The online movie-rental pioneer, citing patent infringement, asks a court to shut its newer rival and order damages.

April 05, 2006|Claire Hoffman | Times Staff Writer

The largest mail-order movie-rental service sued the world's largest video-rental chain Tuesday saying, in essence, that when it comes to no late fees, imitation isn't flattering.

Netflix Inc. accused Blockbuster Inc. of patent infringement, alleging that its online site illegally copied Netflix's method of allowing customers to order videos over the Internet.

Netflix asked a federal judge in San Francisco to shut down the 20-month-old It also seeks unspecified damages.

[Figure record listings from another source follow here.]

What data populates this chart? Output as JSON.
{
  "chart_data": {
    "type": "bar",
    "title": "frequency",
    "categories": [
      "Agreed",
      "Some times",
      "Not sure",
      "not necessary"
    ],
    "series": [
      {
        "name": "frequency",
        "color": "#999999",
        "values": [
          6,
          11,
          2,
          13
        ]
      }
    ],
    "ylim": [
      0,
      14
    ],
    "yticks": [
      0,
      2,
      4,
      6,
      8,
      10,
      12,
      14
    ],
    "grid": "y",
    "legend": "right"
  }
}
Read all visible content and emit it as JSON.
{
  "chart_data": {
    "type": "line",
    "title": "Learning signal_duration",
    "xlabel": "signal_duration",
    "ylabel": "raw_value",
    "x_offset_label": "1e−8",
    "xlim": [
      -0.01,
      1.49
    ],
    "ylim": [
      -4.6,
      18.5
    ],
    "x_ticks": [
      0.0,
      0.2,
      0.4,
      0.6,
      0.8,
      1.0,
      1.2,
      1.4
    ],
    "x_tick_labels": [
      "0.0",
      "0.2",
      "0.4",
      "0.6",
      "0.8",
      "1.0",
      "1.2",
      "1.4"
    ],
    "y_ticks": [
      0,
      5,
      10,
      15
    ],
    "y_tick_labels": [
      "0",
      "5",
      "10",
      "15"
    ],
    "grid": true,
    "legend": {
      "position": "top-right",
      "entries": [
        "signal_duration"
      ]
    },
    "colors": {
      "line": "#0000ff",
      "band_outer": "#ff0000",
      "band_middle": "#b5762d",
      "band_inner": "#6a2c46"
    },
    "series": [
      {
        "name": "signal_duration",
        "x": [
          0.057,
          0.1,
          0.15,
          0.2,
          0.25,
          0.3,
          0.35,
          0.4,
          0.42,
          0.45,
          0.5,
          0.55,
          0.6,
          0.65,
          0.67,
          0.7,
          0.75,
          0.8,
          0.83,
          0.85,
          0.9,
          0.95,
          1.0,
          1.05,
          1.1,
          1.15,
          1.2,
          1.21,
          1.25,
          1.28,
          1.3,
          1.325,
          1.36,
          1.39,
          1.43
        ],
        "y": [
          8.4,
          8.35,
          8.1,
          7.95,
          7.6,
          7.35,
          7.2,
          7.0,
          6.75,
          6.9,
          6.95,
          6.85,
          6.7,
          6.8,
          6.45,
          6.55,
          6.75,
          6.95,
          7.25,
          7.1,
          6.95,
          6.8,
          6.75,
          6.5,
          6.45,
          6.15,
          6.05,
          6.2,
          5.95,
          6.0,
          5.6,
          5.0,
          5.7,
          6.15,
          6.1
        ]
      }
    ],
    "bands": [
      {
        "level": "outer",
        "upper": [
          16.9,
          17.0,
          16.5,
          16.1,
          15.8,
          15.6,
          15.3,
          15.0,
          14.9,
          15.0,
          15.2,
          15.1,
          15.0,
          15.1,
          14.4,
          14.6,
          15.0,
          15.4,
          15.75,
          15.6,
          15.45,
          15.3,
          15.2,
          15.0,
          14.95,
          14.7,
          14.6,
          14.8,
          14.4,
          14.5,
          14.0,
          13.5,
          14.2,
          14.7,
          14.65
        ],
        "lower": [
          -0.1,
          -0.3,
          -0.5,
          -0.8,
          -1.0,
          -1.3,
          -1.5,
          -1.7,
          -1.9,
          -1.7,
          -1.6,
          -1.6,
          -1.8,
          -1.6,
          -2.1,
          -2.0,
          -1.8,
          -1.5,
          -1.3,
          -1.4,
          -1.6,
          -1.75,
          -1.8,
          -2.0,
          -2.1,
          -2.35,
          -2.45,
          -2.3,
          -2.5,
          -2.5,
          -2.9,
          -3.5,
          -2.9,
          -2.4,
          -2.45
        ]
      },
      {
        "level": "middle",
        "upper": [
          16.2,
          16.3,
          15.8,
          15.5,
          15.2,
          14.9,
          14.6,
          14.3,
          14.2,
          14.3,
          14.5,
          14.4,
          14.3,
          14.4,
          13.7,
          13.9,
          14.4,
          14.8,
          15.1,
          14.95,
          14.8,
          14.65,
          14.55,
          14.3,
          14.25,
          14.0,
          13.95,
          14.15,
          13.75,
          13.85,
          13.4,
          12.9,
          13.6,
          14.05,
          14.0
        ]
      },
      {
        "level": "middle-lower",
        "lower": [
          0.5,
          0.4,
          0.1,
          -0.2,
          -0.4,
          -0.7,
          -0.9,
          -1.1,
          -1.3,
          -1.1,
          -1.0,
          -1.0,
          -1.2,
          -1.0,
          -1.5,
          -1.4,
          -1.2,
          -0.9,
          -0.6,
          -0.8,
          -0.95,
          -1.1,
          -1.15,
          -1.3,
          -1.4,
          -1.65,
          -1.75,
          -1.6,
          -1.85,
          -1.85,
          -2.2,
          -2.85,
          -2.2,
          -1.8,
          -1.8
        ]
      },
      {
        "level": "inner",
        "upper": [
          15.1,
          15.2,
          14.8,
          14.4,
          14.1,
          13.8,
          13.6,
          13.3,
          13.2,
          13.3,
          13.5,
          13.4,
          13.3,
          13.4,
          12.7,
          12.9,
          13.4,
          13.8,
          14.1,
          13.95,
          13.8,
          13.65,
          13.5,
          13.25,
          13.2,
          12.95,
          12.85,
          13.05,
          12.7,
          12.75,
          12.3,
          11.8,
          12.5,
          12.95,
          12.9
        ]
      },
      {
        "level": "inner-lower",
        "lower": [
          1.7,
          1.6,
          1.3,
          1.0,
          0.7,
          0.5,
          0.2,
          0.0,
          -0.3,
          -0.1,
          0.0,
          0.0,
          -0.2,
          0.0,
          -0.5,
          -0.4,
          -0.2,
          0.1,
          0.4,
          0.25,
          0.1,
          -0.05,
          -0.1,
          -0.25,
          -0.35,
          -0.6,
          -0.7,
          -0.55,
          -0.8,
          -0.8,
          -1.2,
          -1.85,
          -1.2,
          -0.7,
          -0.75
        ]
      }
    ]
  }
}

Among the Netflix innovations that Blockbuster allegedly copied: no late fees on movie rentals, allowing customers to get a new DVD as soon as they return one, and the online dynamic queue -- a wish list for movies that subscribers can use to prioritize which films they want when.

"It seems obvious because Netflix has made it obvious," said Steve Swasey, a spokesman for Netflix, which was founded in 1999. "We've filed suit to protect our invention. Netflix has built a better mousetrap and Blockbuster copied it."

A spokesman for Blockbuster said the company had not yet been served with court papers so it could not comment.

Based in Los Gatos, Calif., Netflix has steadily increased the number of its customers, reaching 4.2 million by the end of 2005. Subscribers pay a monthly service fee for unlimited movie rentals, choosing from about 55,000 titles including Hollywood action flicks and foreign-made cult films.

Sending out 7 million movies a month, the company is one of the U.S. Postal Service's highest volume customers.

Netflix holds two U.S. patents for its business method. The first, granted in 2003, covers the way Netflix customers select and receive several movies at a time, and then return them for more titles.

The second, issued Tuesday, "covers a method for subscription-based online rental that allows subscribers to keep the DVDs they rent for as long as they wish without incurring any late fees, to obtain new DVDs without incurring additional charges and to prioritize and reprioritize their own personal dynamic queue," the lawsuit said.

Blockbuster began its online rental service in August 2004. Like Netflix, its most popular plan is $17.99 a month, for three movies at a time. By the end of 2005, the Dallas-based company said it had about 1.2 million subscribers.

Blockbuster said last month that it hoped to increase its online customers to 2 million by the end of this year. At the same time it plans to close between 100 and 150 of its stores. Blockbuster posted a net loss of $588.1 million for 2005.

Netflix reported $41.9 million net income for 2005.

One expert in patent infringement said the case was similar to other suits in recent years that have dealt with unique ideas created for doing business online.

"With business method patents, we once again see how the courts and the laws struggle with emerging technology," said Pamela Banner Krupka, whose private Los Angeles-based practice specializes in patent work.

Shares for Blockbuster fell 8 cents, or 2.1%, to $3.80. Netflix shares closed down 72 cents to $27.41.